You can install the package using pip:
pip install git+https://github.com/iarroyof/elastic_pytorch_loader.git
To use the ElasticSearchDataset
with a PyTorch DataLoader, follow these steps:
from elastic_pytorch_loader.dataset import ElasticSearchDataset
from torch.utils.data import DataLoader
# Initialize the dataset with your specific parameters
es_dataset = ElasticSearchDataset(
index='your_index_name',
es_page_size=1000,
batch_size=10,
async_loading=False,
shuffle=True,
seed=42
)
# Create a DataLoader
data_loader = DataLoader(es_dataset, batch_size=None)
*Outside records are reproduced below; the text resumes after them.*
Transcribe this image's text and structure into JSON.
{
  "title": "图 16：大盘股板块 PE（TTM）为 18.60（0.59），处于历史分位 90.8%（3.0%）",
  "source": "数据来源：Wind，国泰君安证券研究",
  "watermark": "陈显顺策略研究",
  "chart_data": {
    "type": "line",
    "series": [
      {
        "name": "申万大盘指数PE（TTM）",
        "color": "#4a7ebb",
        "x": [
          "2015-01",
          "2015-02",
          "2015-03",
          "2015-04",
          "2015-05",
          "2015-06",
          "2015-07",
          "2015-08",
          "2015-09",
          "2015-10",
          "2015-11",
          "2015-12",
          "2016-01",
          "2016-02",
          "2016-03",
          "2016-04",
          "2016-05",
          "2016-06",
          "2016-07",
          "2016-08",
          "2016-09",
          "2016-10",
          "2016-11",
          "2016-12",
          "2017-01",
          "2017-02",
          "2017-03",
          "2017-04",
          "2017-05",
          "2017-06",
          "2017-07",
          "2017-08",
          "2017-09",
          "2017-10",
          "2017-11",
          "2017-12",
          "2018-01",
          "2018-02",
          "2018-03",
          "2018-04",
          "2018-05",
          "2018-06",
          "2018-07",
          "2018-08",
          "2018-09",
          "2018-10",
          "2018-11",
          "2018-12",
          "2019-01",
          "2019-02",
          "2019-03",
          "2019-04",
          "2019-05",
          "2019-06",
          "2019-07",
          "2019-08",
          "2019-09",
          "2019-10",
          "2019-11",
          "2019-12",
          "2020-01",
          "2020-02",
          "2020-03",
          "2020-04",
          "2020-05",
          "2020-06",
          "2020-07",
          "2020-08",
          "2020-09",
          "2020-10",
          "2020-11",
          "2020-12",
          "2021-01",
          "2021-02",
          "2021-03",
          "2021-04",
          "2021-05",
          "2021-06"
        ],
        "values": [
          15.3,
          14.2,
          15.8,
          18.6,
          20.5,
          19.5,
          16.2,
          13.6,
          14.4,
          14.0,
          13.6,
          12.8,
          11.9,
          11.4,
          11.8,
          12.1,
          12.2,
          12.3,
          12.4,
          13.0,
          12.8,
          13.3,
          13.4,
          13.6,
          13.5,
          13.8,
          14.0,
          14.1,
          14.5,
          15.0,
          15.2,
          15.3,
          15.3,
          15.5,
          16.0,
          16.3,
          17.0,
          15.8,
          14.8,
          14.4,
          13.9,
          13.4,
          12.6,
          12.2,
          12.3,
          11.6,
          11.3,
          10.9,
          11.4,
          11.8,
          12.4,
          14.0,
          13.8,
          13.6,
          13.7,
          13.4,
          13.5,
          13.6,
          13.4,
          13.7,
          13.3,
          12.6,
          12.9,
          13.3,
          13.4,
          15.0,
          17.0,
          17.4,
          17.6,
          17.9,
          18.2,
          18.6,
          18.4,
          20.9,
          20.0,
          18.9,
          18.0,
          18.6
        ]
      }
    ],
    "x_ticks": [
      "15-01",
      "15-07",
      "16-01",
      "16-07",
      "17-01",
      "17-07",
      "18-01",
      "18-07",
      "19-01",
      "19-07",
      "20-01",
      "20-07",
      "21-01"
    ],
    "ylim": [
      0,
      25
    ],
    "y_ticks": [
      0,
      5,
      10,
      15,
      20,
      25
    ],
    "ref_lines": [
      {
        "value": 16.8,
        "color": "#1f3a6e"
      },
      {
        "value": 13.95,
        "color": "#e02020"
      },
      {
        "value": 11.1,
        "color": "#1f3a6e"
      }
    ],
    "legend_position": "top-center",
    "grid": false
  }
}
# Iterate over the DataLoader in your training loop
for batch in data_loader:
# Your training logic here
pass
To enable asynchronous loading of data:
# Set async_loading to True when initializing the dataset
es_dataset = ElasticSearchDataset(
index='your_index_name',
es_page_size=1000,
batch_size=10,
async_loading=True, # Enable asynchronous data loading
shuffle=True,
seed=42
)
# The rest is the same as the basic usage
Shuffling the data can lead to better training performance:
# Set shuffle to True and specify a seed for reproducibility
es_dataset = ElasticSearchDataset(
index='your_index_name',
es_page_size=1000,
batch_size=10,
async_loading=False,
shuffle=True, # Enable shuffling
seed=42 # Seed for the random number generator
)
# The rest is the same as the basic usage
Make sure to replace 'your_index_name'
with the actual name of the ElasticSearch index you are using. These examples provide a clear guide on how to initialize the dataset with different options and use it with a PyTorch DataLoader.